The Daily Gamecock

Cockaboose is game day tradition unlike any other

The Cockaboose railroad has 22 cars, and can be found behind Williams-Brice Stadium. Fans gather here during tailgating before home football games.
The Cockaboose railroad has 22 cars, and can be found behind Williams-Brice Stadium. Fans gather here during tailgating before home football games.

Anyone who spends time in Columbia quickly learns the annoyance of trains, but there is one train Gamecock fans, in particular, don’t mind. 

The line of 22 converted railroad cars, known as the Cockaboose, is an active tailgate site that sits on an inactive piece of railroad beside Williams-Brice Stadium. Every car is painted garnet and looks nearly identical from the outside, but the interiors are subject to the taste of each individual owner. Most have wood floors and come complete with all sorts of appliances.
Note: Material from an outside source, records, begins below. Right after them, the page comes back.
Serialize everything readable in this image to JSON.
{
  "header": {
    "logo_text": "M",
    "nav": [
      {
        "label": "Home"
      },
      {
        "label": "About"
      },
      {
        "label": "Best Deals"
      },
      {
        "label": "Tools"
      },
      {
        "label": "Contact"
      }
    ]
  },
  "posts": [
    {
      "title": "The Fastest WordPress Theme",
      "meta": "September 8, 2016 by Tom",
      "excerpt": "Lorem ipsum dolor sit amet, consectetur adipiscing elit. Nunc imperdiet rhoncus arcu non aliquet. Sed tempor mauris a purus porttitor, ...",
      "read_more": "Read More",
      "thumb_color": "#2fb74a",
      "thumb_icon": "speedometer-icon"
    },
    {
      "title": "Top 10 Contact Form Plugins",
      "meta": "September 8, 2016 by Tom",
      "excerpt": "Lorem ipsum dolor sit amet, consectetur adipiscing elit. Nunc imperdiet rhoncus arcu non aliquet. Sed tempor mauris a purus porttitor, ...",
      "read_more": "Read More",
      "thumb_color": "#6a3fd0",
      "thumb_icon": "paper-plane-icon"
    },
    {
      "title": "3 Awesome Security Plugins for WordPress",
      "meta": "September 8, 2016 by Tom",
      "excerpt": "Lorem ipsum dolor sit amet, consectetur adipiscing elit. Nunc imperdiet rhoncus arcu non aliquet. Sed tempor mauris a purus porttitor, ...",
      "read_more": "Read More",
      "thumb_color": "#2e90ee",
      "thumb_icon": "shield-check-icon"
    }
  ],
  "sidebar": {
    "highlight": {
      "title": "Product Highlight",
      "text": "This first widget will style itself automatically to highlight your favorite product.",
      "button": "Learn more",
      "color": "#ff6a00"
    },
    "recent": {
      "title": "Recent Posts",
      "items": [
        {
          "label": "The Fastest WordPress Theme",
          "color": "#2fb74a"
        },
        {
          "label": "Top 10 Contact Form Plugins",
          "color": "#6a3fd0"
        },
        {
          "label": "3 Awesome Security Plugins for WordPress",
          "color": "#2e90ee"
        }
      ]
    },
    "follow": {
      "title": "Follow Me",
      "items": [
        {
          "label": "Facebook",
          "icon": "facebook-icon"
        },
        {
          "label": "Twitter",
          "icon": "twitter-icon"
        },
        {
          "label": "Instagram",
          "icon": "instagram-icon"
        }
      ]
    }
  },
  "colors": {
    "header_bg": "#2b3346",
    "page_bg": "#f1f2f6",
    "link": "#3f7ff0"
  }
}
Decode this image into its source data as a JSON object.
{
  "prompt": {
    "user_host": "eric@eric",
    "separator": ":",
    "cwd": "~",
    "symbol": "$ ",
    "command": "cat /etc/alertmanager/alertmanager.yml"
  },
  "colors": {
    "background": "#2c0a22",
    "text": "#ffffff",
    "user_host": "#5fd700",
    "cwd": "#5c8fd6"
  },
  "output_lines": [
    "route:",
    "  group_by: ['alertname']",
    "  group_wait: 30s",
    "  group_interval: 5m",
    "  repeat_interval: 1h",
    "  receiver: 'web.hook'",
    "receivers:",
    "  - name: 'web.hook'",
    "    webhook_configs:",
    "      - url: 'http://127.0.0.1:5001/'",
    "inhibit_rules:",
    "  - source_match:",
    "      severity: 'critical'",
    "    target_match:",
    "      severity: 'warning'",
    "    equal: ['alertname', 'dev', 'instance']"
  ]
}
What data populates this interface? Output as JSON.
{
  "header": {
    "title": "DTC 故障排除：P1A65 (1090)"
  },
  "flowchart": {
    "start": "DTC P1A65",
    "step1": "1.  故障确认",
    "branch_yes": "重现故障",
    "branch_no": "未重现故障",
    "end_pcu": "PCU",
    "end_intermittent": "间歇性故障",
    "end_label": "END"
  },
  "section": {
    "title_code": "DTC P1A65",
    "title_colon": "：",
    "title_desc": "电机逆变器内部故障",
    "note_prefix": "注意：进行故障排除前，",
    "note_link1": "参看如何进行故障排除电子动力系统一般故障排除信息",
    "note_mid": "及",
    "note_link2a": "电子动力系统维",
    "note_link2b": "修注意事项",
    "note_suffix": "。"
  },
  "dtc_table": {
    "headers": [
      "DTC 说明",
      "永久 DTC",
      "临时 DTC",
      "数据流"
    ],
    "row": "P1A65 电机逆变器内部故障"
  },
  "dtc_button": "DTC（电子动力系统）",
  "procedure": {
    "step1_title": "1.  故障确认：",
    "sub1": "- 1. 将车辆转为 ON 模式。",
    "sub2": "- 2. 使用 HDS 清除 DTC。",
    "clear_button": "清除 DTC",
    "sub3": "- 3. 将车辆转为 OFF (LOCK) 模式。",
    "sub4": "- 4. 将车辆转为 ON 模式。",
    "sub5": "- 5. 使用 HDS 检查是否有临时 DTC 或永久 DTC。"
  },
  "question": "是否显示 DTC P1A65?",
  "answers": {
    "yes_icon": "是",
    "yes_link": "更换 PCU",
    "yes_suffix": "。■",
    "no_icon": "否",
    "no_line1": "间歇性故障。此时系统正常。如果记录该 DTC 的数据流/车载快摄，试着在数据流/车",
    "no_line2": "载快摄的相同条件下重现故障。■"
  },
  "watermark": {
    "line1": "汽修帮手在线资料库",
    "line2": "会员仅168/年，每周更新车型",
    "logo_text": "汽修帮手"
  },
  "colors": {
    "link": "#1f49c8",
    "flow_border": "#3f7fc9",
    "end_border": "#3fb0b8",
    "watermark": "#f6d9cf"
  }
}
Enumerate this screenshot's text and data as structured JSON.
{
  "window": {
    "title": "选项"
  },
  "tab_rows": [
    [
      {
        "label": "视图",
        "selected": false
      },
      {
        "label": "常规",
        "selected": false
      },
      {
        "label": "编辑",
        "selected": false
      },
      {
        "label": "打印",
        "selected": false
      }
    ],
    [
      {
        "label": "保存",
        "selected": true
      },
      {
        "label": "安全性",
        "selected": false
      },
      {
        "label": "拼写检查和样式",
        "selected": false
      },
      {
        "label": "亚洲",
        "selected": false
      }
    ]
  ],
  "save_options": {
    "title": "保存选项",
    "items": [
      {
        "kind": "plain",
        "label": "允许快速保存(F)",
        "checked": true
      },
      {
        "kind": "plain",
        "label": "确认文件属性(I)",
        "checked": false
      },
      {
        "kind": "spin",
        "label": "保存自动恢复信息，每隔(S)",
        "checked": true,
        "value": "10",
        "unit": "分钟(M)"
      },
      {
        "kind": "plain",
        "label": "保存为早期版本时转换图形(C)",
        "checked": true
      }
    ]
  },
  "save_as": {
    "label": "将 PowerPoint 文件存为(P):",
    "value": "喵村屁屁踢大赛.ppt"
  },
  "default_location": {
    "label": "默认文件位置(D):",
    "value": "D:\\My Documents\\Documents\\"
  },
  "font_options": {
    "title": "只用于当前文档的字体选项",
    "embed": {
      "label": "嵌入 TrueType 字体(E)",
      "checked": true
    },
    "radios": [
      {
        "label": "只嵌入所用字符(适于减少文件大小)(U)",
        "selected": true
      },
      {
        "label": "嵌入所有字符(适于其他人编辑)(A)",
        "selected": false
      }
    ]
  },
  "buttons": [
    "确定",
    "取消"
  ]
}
“Everybody finished them out in different ways; most of them were decorated quite nice,” former owner Susie Carlson said. “They had the big screen TVs, and we had a big long bar in ours, and they have nice little kitchens, and they have a bathroom and nice areas to sit. And it was fun to go in all the different ones to see how everybody had individualized their particular unit.”

Columbia businessmen Ed Robinson and Carl Howard are credited with the idea of converting and selling abandoned Illinois Central Railroad cars. The railroad cars were first collected and sold in 1990.

Each railroad car sold out in a mere two days for $45,000 each and had undergone no renovations since their original use. Just a short distance away from the original 22 lay a few larger railcars that were fashioned for the same tailgating purpose in 2005.

Each Cockaboose can still be bought or sold, typically for more than the price of an actual home. The most recent sale was in April 2021, when a duo with a shared deck sold for around $379,000, but the asking price for single units can range from around $200,000 to around $400,000.

There are many things that owners love about the Cockabooses as a tailgate spot, including the location and the comradery between owners and visiting fans.

“The beauty of it, which I thought was pretty cool, was you’d always have these people from visiting teams, fans, and they would always want to come in and check it out, and they’d leave and go, 'Wow, this is cool,'” former owner Stan Harpe said. “The location is probably the key issue there, that it is just right there beside the stadium ... You’re right there, you lock the door, and you walk 50 yards and you’re inside the football stadium.”

Often times, owners will also visit other cars.

“The fun thing was that you could go from one Cockaboose to the next and visit friends. The people in the next Cockaboose were good friends of ours, so we would go back and forth,” Carlson said.

Being an actual train, the Cockaboose sets itself aside from other tailgate traditions.

“You hear about it all the time, is the novelty. It’s unlike any other tailgate experience in the country, and I think that in that uniqueness of the Cockaboose is what separates it from many others aspects,” railcar owner Jeff Easterling said. “A lot of universities, especially in the SEC, have that (novelty). What I’d say is no one that we’ve found has any experience similar to the Cockaboose.”

Many people who have had the luxury of tailgating at a Cockaboose describe it as unbelievable.

“My wife jokes that she never wants to go back to a regular outdoor tailgate because we’ve been, quite frankly, spoiled by the ability to have access to a railcar or Cockaboose,” Easterling said. "Certainly, the Cockaboose is something that's recognized across the country as something that is unique to South Carolina.”